Honestly, I didn't go looking for an AI video tool. I saw someone in a Discord server for lo-fi producers mention they'd been using an AI Video Generator to make visualizers for their tracks, and it took maybe 20 minutes per video. I was skeptical. I've been burned by "it's so easy!" claims before.

But I tried it anyway.

The basic idea behind most AI video generators is that you feed them a prompt — sometimes an audio file too — and the model synthesizes visual content that matches a mood or style. It's worth understanding that these tools are built on diffusion-based models, which is the same underlying technology behind image generators like Stable Diffusion. Hugging Face has a solid explainer on how diffusion models work if you're curious about what's actually happening under the hood.

What Actually Worked (And What Didn't)

The first video I generated was... fine. Not great. I typed in something like "dark ambient music, slow moving fog, purple and black tones" and got a clip that looked a bit generic — like stock footage with a filter on it. Not what I imagined.

The learning curve was real. I had to figure out that vague prompts give vague results. When I got more specific — "slow camera drift over a dark forest at night, moonlight through branches, cinematic, no people" — the output got dramatically better. It took me probably five or six failed generations before I started getting things I actually liked.

One thing I didn't expect: the timing sync is still a manual job. The AI generates the visual, but you're still the one cutting it to your track in a video editor. I use DaVinci Resolve (free version) for that part. So it's not a one-click magic solution — it's more like one part of a workflow that still requires your own judgment.

I also hit a weird issue where the tool I was using — VideoAI — kept generating clips with subtle flickering artifacts when I used high-contrast prompts.

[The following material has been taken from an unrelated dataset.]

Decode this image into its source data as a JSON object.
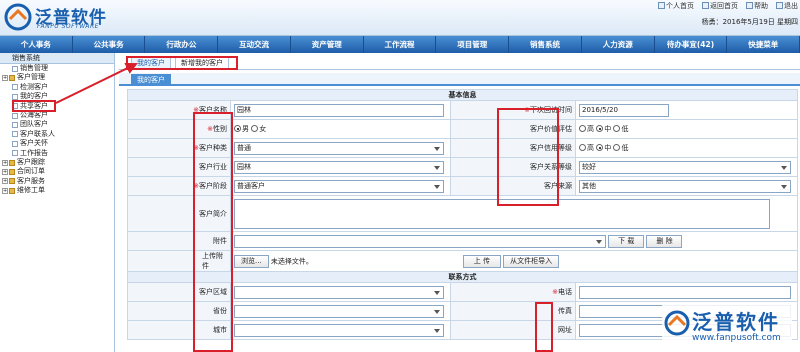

Took me a while to realize that lowering the "motion intensity" setting fixed most of it. These little things aren't in the documentation; you just find them by breaking stuff.

What I Actually Use It For Now

My current workflow looks something like this:

Finish a track (or even just a demo)
Write 2–3 visual prompts that match the emotional tone of the music
Generate 4–6 short clips (usually 5–10 seconds each)
Stitch them together in DaVinci Resolve, synced to key moments in the track
Export and post

The whole visual side of things now takes me maybe 45 minutes instead of a full weekend. And honestly, the results look better than anything I was making manually.

It's also made me think more intentionally about the mood of my music. Writing a visual prompt forces you to articulate what your track actually feels like — which is a surprisingly useful creative exercise. There's actually some interesting research on how visual and auditory stimuli interact emotionally; this overview from the Journal of New Music Research touches on the relationship between music and visual perception if you want to go down that rabbit hole.

The Honest Takeaway

I'm not going to pretend AI video tools are perfect. The outputs can be inconsistent. Sometimes you generate ten clips and only one is usable. The prompting is genuinely a skill you have to develop, and there's a real risk of everything looking samey if you're not intentional about it.

But for someone like me — a solo creator with no video budget and limited time — it genuinely lowered the barrier enough that I actually started posting my music consistently. That's the real win. Not that the videos are stunning, but that they exist at all.

If you're a music producer who's been sitting on tracks because the visual side feels too hard, it might be worth experimenting with. Just go in with realistic expectations, be ready to iterate, and don't expect the first generation to be the one you use.

The music is still the main thing. The visuals just help people stop scrolling long enough to hear it.